De la convicción perdida

Mi primer contacto con la Virgen de Guadalupe se remonta a aquellos felices años de mi niñez en que, aunque no se ha perdido, era más que arraigada la costumbre de vestir a los niños de inditos el 12 de diciembre, para visitar los templos en que se guarda veneración a esa muy mexicana advocación de la Madre de Dios.
Si bien mis padres formaban pareja y eran los señores de la casa, era mi abuela la que administraba y dirigía el hogar y, por ende, la encargada de vigilar nuestra educación, incluyendo la levantada temprano para ir a la escuela, la supervisión de las tareas, e incluso, de paso y por lógica, inculcarnos los principios morales y religiosos bajo los que nos formamos mis hermanos y yo.
Tal era su dedicación, quizás por que no le quedaba otra o porque en realidad así era, que las primeras letras me las enseñó ella a muy temprana edad. No cumpliría yo los cuatro años cuando ya me sentaba por las tardes a un lado de la máquina de coser, silabario en mano, para hacerme repetir en monótonas sesiones el famoso "mmm eme eme mi mama me mima", al sonsonete igualmente monótono del pedal que con su traca traca rítmico remendaba los rasgones de las infantiles ropas, o confeccionaba nuevos vestidos y pantalones para los nietos.

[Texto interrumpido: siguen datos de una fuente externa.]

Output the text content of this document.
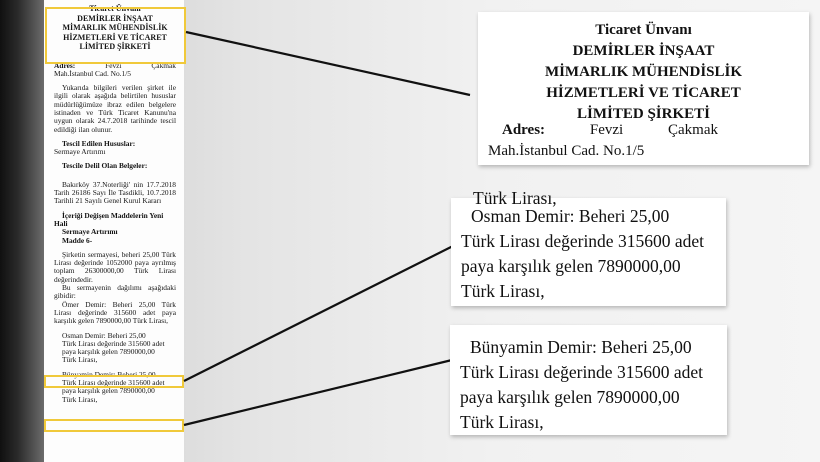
Ticaret Ünvanı
DEMİRLER İNŞAAT
MİMARLIK MÜHENDİSLİK
HİZMETLERİ VE TİCARET
LİMİTED ŞİRKETİ
Adres:	Fevzi	Çakmak
Mah.İstanbul Cad. No.1/5
Yukarıda bilgileri verilen şirket ile ilgili olarak aşağıda belirtilen hususlar müdürlüğümüze ibraz edilen belgelere istinaden ve Türk Ticaret Kanunu'na uygun olarak 24.7.2018 tarihinde tescil edildiği ilan olunur.
Tescil Edilen Hususlar:
Sermaye Artırımı
Tescile Delil Olan Belgeler:
Bakırköy 37.Noterliği' nin 17.7.2018 Tarih 26186 Sayı İle Tasdikli, 10.7.2018 Tarihli 21 Sayılı Genel Kurul Kararı
İçeriği Değişen Maddelerin Yeni Hali
Sermaye Artırımı
Madde 6-
Şirketin sermayesi, beheri 25,00 Türk Lirası değerinde 1052000 paya ayrılmış toplam 26300000,00 Türk Lirası değerindedir.
Bu sermayenin dağılımı aşağıdaki gibidir:
Ömer Demir: Beheri 25,00 Türk Lirası değerinde 315600 adet paya karşılık gelen 7890000,00 Türk Lirası,
Osman Demir: Beheri 25,00
Türk Lirası değerinde 315600 adet
paya karşılık gelen 7890000,00
Türk Lirası,
Bünyamin Demir: Beheri 25,00
Türk Lirası değerinde 315600 adet
paya karşılık gelen 7890000,00
Türk Lirası,
Ticaret Ünvanı
DEMİRLER İNŞAAT
MİMARLIK MÜHENDİSLİK
HİZMETLERİ VE TİCARET
LİMİTED ŞİRKETİ
Adres:	Fevzi	Çakmak
Mah.İstanbul Cad. No.1/5
Türk Lirası,
Osman Demir: Beheri 25,00
Türk Lirası değerinde 315600 adet
paya karşılık gelen 7890000,00
Türk Lirası,
Bünyamin Demir: Beheri 25,00
Türk Lirası değerinde 315600 adet
paya karşılık gelen 7890000,00
Türk Lirası,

Era enérgica, dura, pero cariñosa, sobre todo conmigo por razones que tardé muchos años en comprender; sin embargo, no la recuerdo muy amante de la iglesia. Veneraba sí, con especial devoción, a una virgen que ahora poco veo: la Virgen del Perpetuo Socorro, dibujada con rasgos medievales en los que prevalecía el azul y el oro, tanto en sus ropajes como en un marco especial que se extendía a todo su rededor, dándole aún más acentuada esa imagen renacentista que yo admiraba. No la recuerdo yendo a misa, con muy contadas excepciones en que toda la familia asistía, principalmente cuando se celebraba algún acontecimiento como un bautizo o primera comunión.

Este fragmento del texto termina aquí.